KBR has been working under a Corps
contract on Iraqi oil projects since March. Halliburton Chairman
and CEO Dave Lesar said, "This decision is an endorsement
of the courageous work being done by Halliburton's employees
in Iraq." KBR says that three of its employees and 25
contractors on the LOGCAP III project have been killed in
action and four KBR workers and 29 subcontractors have been
wounded in action.
"Of course, we believe the
award of this contract validates the decision of the Army
Corps of Engineers last year," Lesar added. The Corps
said the contract competition "was full and open in accordance
with the Federal Acquisition Regulation."
Jim McNulty, Parsons' chairman
and CEO, said, "We are committed to helping the Iraqi
people rebuild their infrastructure and improve their way
of life in the years to come." The company says it began
working on oil, water and transportation projects in the 1950s
and continued there through the mid-1980s.

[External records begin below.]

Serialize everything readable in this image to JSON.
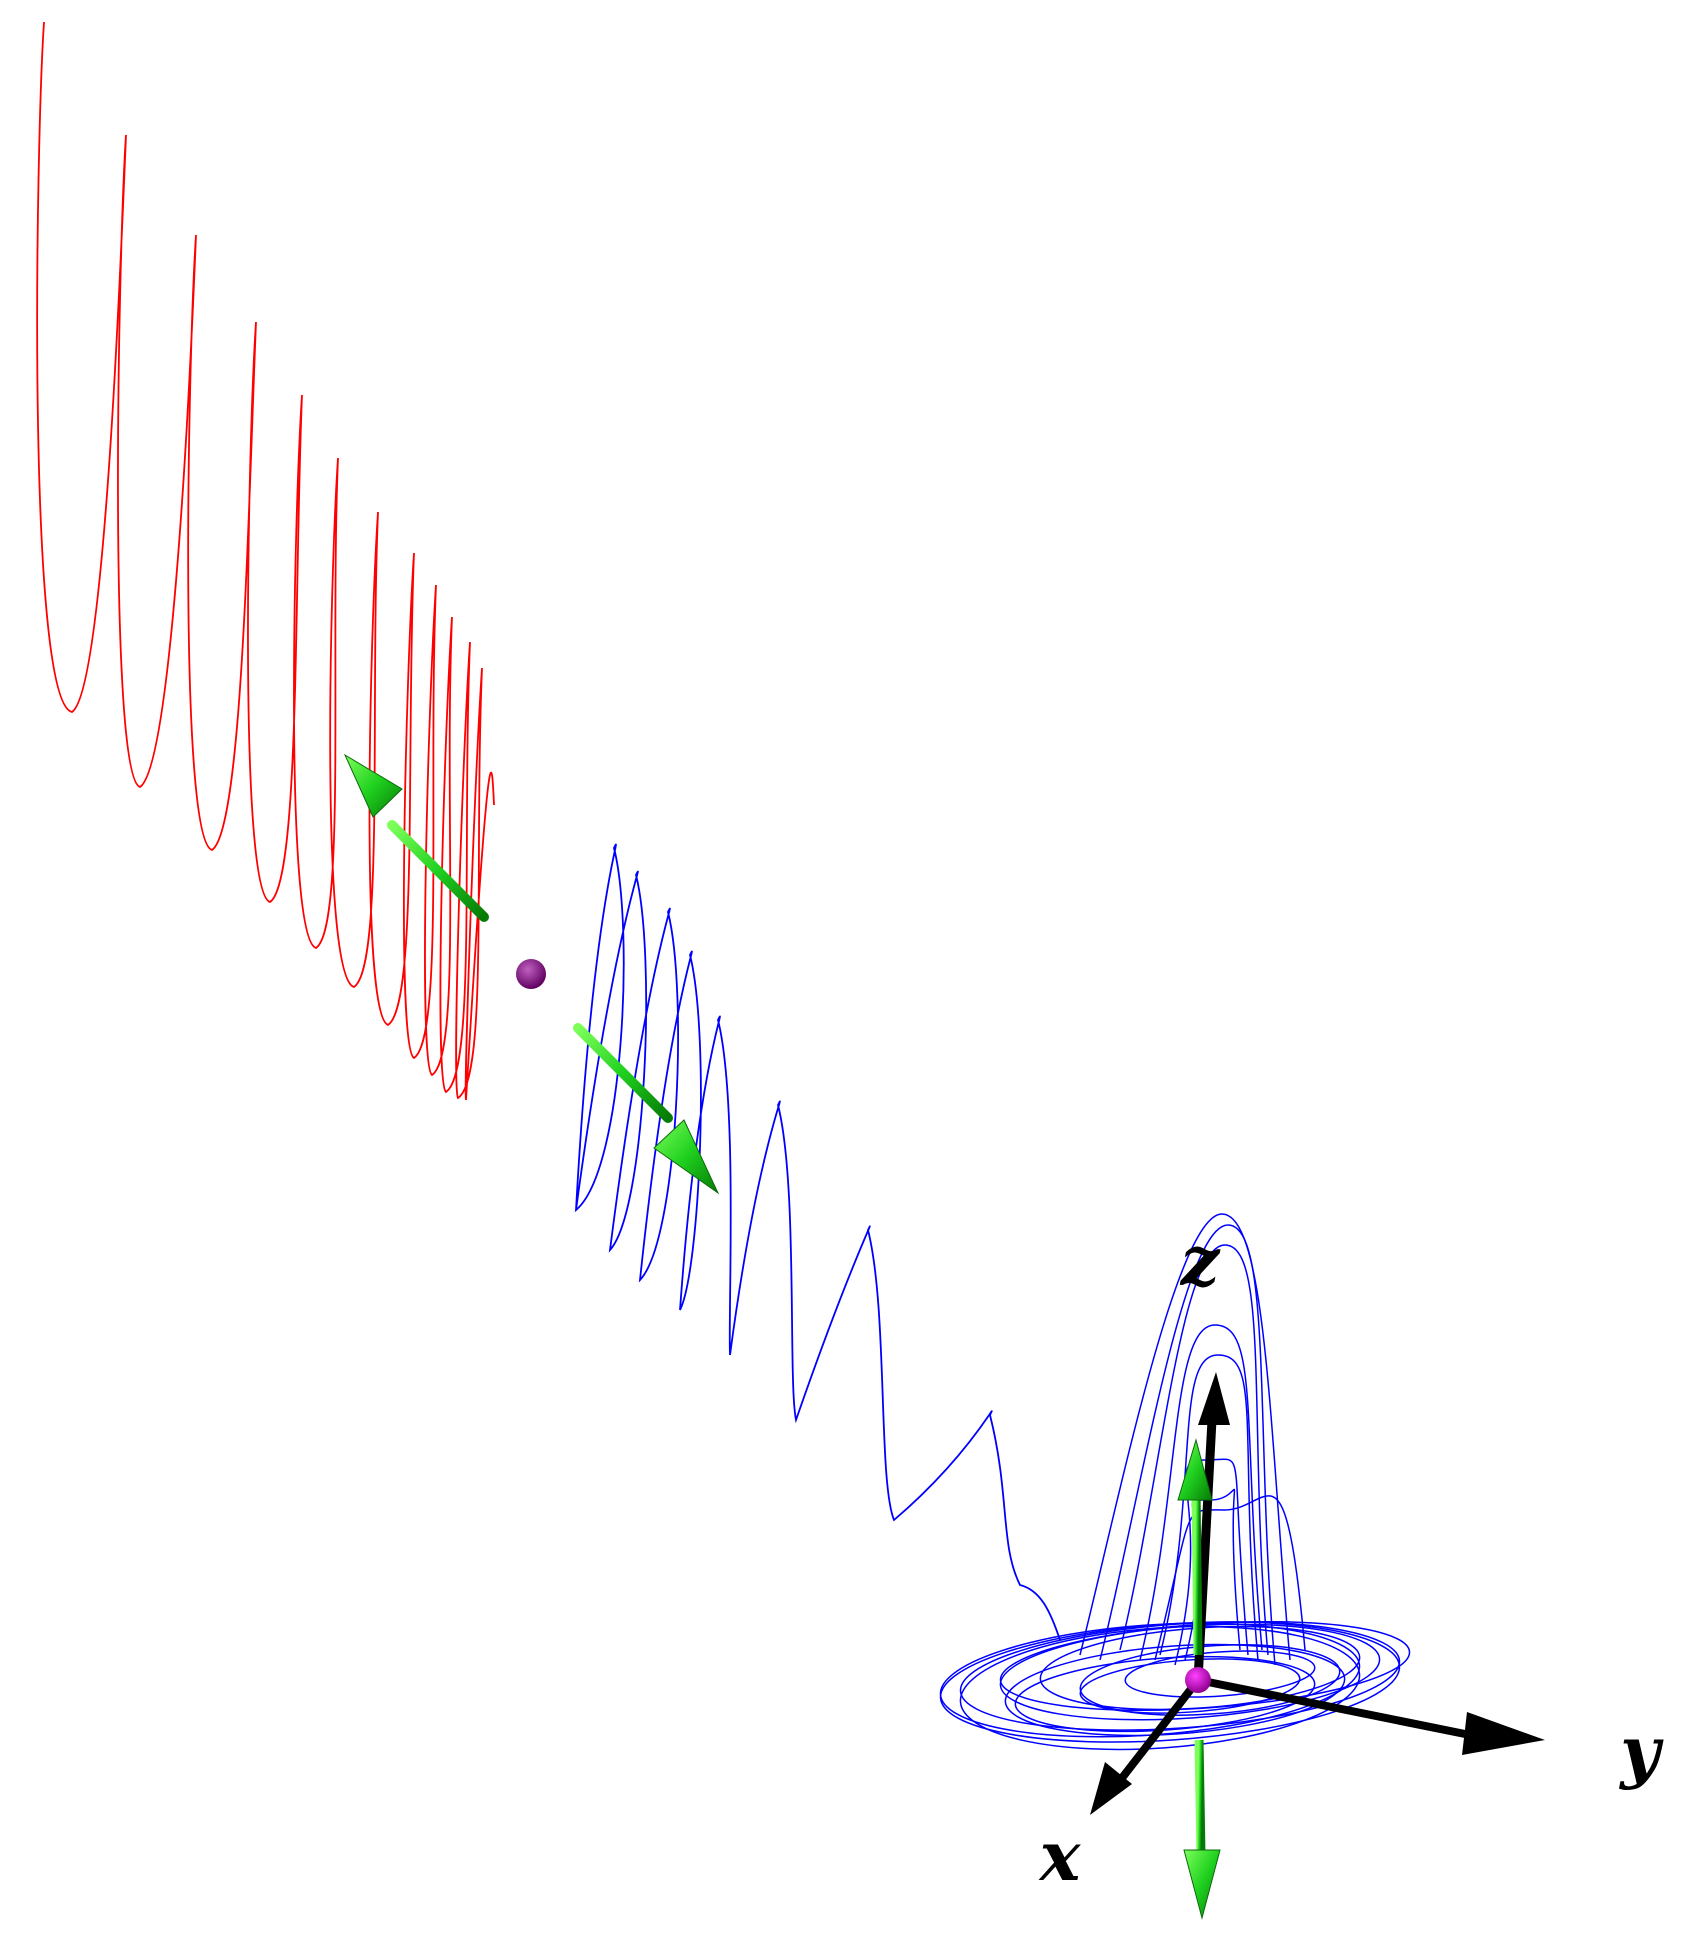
{
  "figure": {
    "background": "#ffffff",
    "axes": {
      "x_label": "x",
      "y_label": "y",
      "z_label": "z",
      "color": "#000000"
    },
    "trajectories": [
      {
        "id": "unstable-branch",
        "color": "#ff0000"
      },
      {
        "id": "stable-branch",
        "color": "#0000ff"
      }
    ],
    "equilibria": [
      {
        "id": "saddle-point",
        "color": "#800080"
      },
      {
        "id": "origin-point",
        "color": "#c000c0"
      }
    ],
    "eigenvector_color": "#00cc00"
  }
}
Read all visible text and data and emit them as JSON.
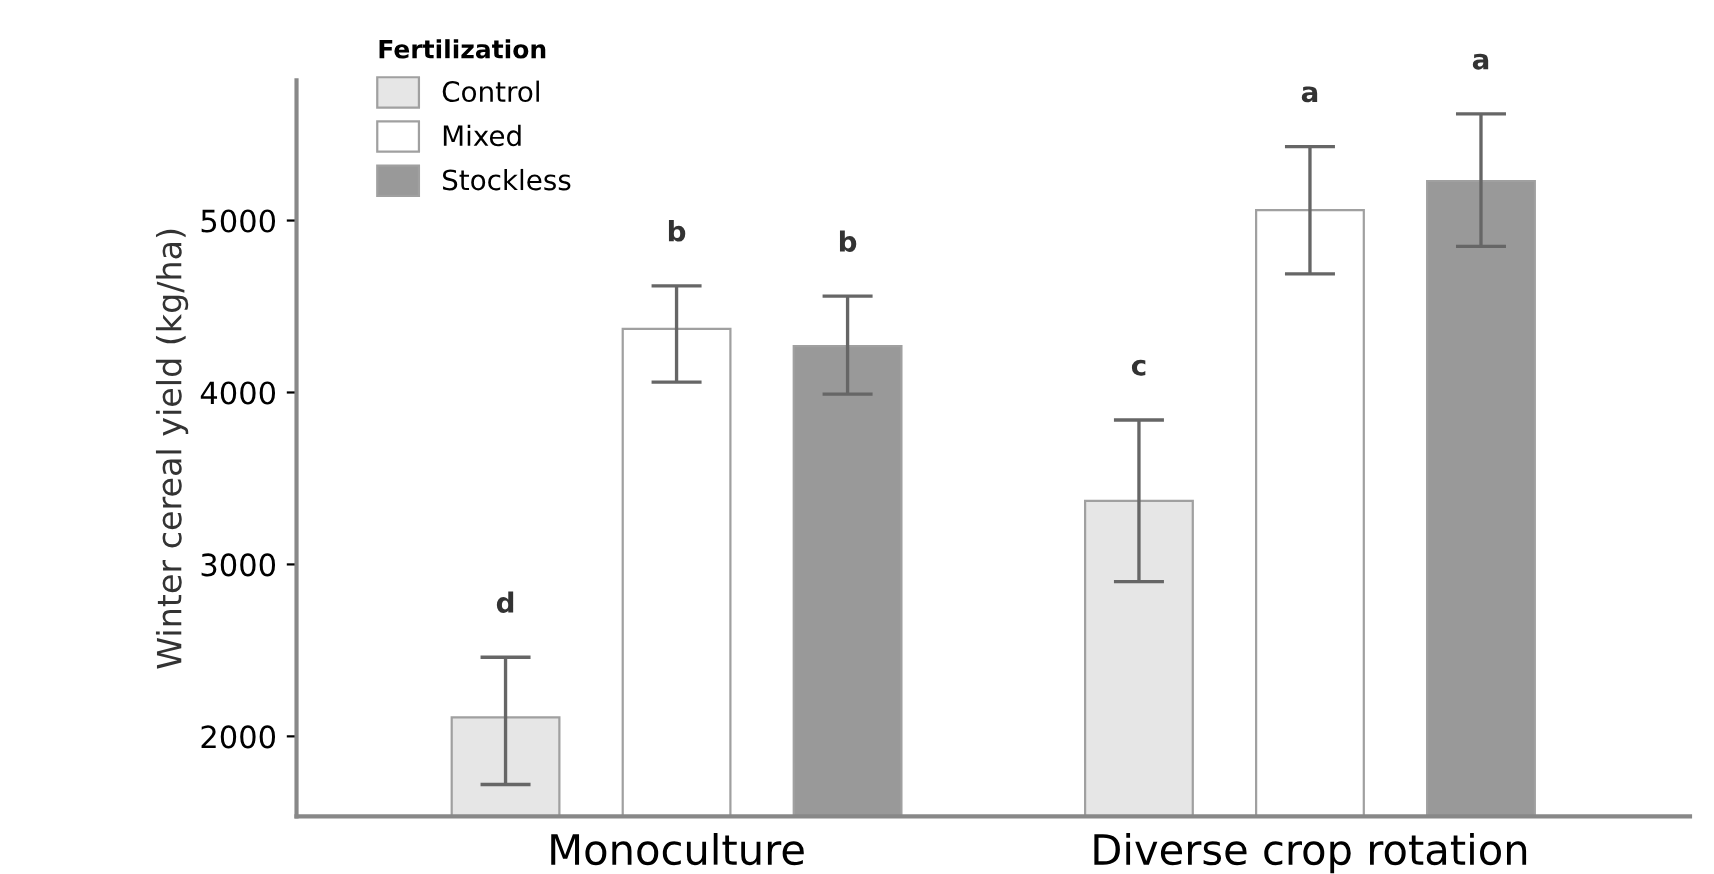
{
  "chart_data": {
    "type": "bar",
    "ylabel": "Winter cereal yield (kg/ha)",
    "legend_title": "Fertilization",
    "categories": [
      "Monoculture",
      "Diverse crop rotation"
    ],
    "series": [
      {
        "name": "Control",
        "color": "#e6e6e6",
        "values": [
          2110,
          3370
        ],
        "errors": [
          [
            1720,
            2460
          ],
          [
            2900,
            3840
          ]
        ]
      },
      {
        "name": "Mixed",
        "color": "#ffffff",
        "values": [
          4370,
          5060
        ],
        "errors": [
          [
            4060,
            4620
          ],
          [
            4690,
            5430
          ]
        ]
      },
      {
        "name": "Stockless",
        "color": "#999999",
        "values": [
          4270,
          5230
        ],
        "errors": [
          [
            3990,
            4560
          ],
          [
            4850,
            5620
          ]
        ]
      }
    ],
    "annotations": [
      "d",
      "b",
      "b",
      "c",
      "a",
      "a"
    ],
    "ylim": [
      1535,
      5815
    ],
    "yticks": [
      2000,
      3000,
      4000,
      5000
    ],
    "grid": false,
    "legend": "top left"
  }
}
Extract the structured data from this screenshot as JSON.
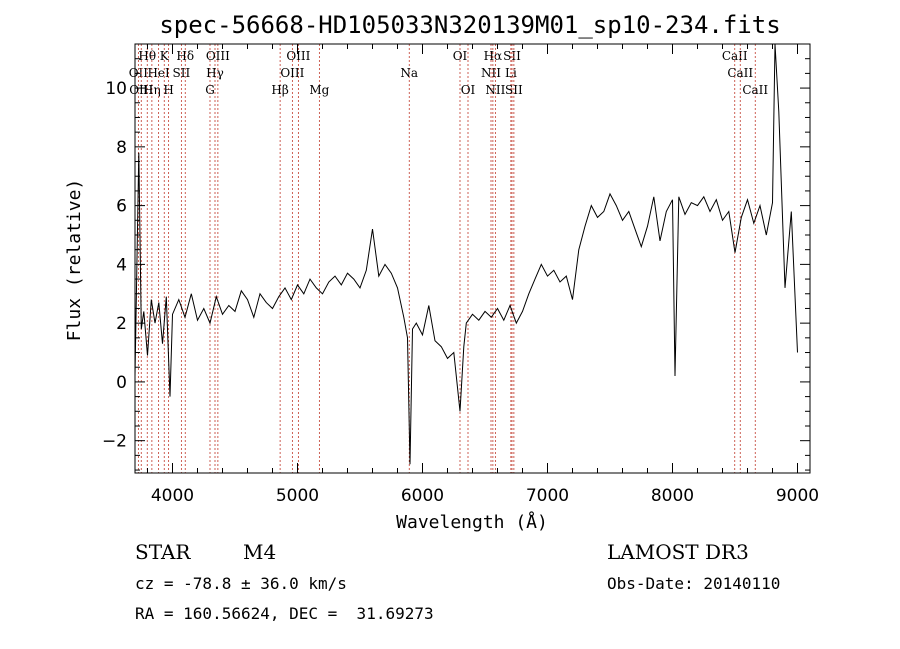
{
  "chart_data": {
    "type": "line",
    "title": "spec-56668-HD105033N320139M01_sp10-234.fits",
    "xlabel": "Wavelength (Å)",
    "ylabel": "Flux (relative)",
    "xlim": [
      3700,
      9100
    ],
    "ylim": [
      -3.1,
      11.5
    ],
    "xticks": [
      4000,
      5000,
      6000,
      7000,
      8000,
      9000
    ],
    "yticks": [
      -2,
      0,
      2,
      4,
      6,
      8,
      10
    ],
    "grid": false,
    "series": [
      {
        "x": [
          3700,
          3730,
          3750,
          3770,
          3800,
          3830,
          3860,
          3890,
          3920,
          3950,
          3980,
          4000,
          4050,
          4100,
          4150,
          4200,
          4250,
          4300,
          4350,
          4400,
          4450,
          4500,
          4550,
          4600,
          4650,
          4700,
          4750,
          4800,
          4850,
          4900,
          4950,
          5000,
          5050,
          5100,
          5150,
          5200,
          5250,
          5300,
          5350,
          5400,
          5450,
          5500,
          5550,
          5600,
          5650,
          5700,
          5750,
          5800,
          5850,
          5880,
          5900,
          5920,
          5950,
          6000,
          6050,
          6100,
          6150,
          6200,
          6250,
          6300,
          6330,
          6350,
          6400,
          6450,
          6500,
          6550,
          6600,
          6650,
          6700,
          6750,
          6800,
          6850,
          6900,
          6950,
          7000,
          7050,
          7100,
          7150,
          7200,
          7250,
          7300,
          7350,
          7400,
          7450,
          7500,
          7550,
          7600,
          7650,
          7700,
          7750,
          7800,
          7850,
          7900,
          7950,
          8000,
          8020,
          8050,
          8100,
          8150,
          8200,
          8250,
          8300,
          8350,
          8400,
          8450,
          8500,
          8550,
          8600,
          8650,
          8700,
          8750,
          8800,
          8820,
          8850,
          8900,
          8950,
          9000
        ],
        "y": [
          0.2,
          7.8,
          1.8,
          2.4,
          0.9,
          2.8,
          2.0,
          2.7,
          1.3,
          2.9,
          -0.5,
          2.3,
          2.8,
          2.2,
          3.0,
          2.1,
          2.5,
          2.0,
          2.9,
          2.3,
          2.6,
          2.4,
          3.1,
          2.8,
          2.2,
          3.0,
          2.7,
          2.5,
          2.9,
          3.2,
          2.8,
          3.3,
          3.0,
          3.5,
          3.2,
          3.0,
          3.4,
          3.6,
          3.3,
          3.7,
          3.5,
          3.2,
          3.8,
          5.2,
          3.6,
          4.0,
          3.7,
          3.2,
          2.2,
          1.5,
          -2.8,
          1.8,
          2.0,
          1.6,
          2.6,
          1.4,
          1.2,
          0.8,
          1.0,
          -1.0,
          1.2,
          2.0,
          2.3,
          2.1,
          2.4,
          2.2,
          2.5,
          2.1,
          2.6,
          2.0,
          2.4,
          3.0,
          3.5,
          4.0,
          3.6,
          3.8,
          3.4,
          3.6,
          2.8,
          4.5,
          5.3,
          6.0,
          5.6,
          5.8,
          6.4,
          6.0,
          5.5,
          5.8,
          5.2,
          4.6,
          5.3,
          6.3,
          4.8,
          5.8,
          6.2,
          0.2,
          6.3,
          5.7,
          6.1,
          6.0,
          6.3,
          5.8,
          6.2,
          5.5,
          5.8,
          4.4,
          5.6,
          6.2,
          5.4,
          6.0,
          5.0,
          6.1,
          11.5,
          9.2,
          3.2,
          5.8,
          1.0
        ]
      }
    ],
    "lines": [
      {
        "wl": 3727,
        "label": "OII",
        "row": 1
      },
      {
        "wl": 3750,
        "label": "OIII",
        "row": 2
      },
      {
        "wl": 3798,
        "label": "Hθ",
        "row": 0
      },
      {
        "wl": 3835,
        "label": "Hη",
        "row": 2
      },
      {
        "wl": 3889,
        "label": "HeI",
        "row": 1
      },
      {
        "wl": 3934,
        "label": "K",
        "row": 0
      },
      {
        "wl": 3969,
        "label": "H",
        "row": 2
      },
      {
        "wl": 4071,
        "label": "SII",
        "row": 1
      },
      {
        "wl": 4102,
        "label": "Hδ",
        "row": 0
      },
      {
        "wl": 4300,
        "label": "G",
        "row": 2
      },
      {
        "wl": 4340,
        "label": "Hγ",
        "row": 1
      },
      {
        "wl": 4363,
        "label": "OIII",
        "row": 0
      },
      {
        "wl": 4861,
        "label": "Hβ",
        "row": 2
      },
      {
        "wl": 4959,
        "label": "OIII",
        "row": 1
      },
      {
        "wl": 5007,
        "label": "OIII",
        "row": 0
      },
      {
        "wl": 5175,
        "label": "Mg",
        "row": 2
      },
      {
        "wl": 5894,
        "label": "Na",
        "row": 1
      },
      {
        "wl": 6300,
        "label": "OI",
        "row": 0
      },
      {
        "wl": 6364,
        "label": "OI",
        "row": 2
      },
      {
        "wl": 6548,
        "label": "NII",
        "row": 1
      },
      {
        "wl": 6563,
        "label": "Hα",
        "row": 0
      },
      {
        "wl": 6583,
        "label": "NII",
        "row": 2
      },
      {
        "wl": 6707,
        "label": "Li",
        "row": 1
      },
      {
        "wl": 6716,
        "label": "SII",
        "row": 0
      },
      {
        "wl": 6731,
        "label": "SII",
        "row": 2
      },
      {
        "wl": 8498,
        "label": "CaII",
        "row": 0
      },
      {
        "wl": 8542,
        "label": "CaII",
        "row": 1
      },
      {
        "wl": 8662,
        "label": "CaII",
        "row": 2
      }
    ]
  },
  "info": {
    "object_class": "STAR",
    "subclass": "M4",
    "survey": "LAMOST DR3",
    "cz": "cz = -78.8 ± 36.0 km/s",
    "obs_date": "Obs-Date: 20140110",
    "coords": "RA = 160.56624, DEC =  31.69273"
  }
}
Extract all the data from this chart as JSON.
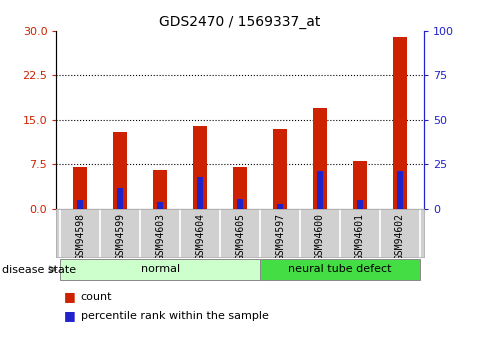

KBR has drawn criticism for its
handling of one part of the job--providing fuel to Iraq from
outside the country. On Jan. 13, the Defense Contract Audit
Agency referred the KBR-Iraqi oil issue to the Dept. of Defense's
Inspector General, citing "a suspected irregularity"
it found during a routine audit of the contract.
After the second award, Rep. Henry
Waxman (D-Calif.), a leading critic of the KBR contract, issued
a statement, saying, "The decision to award another billion-dollar
contract to Halliburton is mind boggling." Waxman and
Rep. John Dingell (D-Mich.) have charged that KBR has been
overbilling the Dept. of Defense for the fuel it has been
importing from Kuwait. Halliburton, KBR's parent, has strongly
defended its work, saying in a Jan. 14 statement, "KBR
delivered fuel to Iraq at the best value, the best price and
the best terms."
On Jan. 14, two KBR subcontractor
employees were killed when their vehicle convoy was attacked
by small arms fire near Tikrit. One KBR employee was injured
in the same attack, according to a KBR statement. The wounded
KBR worker underwent surgery at a combat support hospital.
The three workers were on the company's team for the Army
Materiel Command's Logistics Civil Augmentation Program III,
which is separate from KBR's oil infrastructure contract.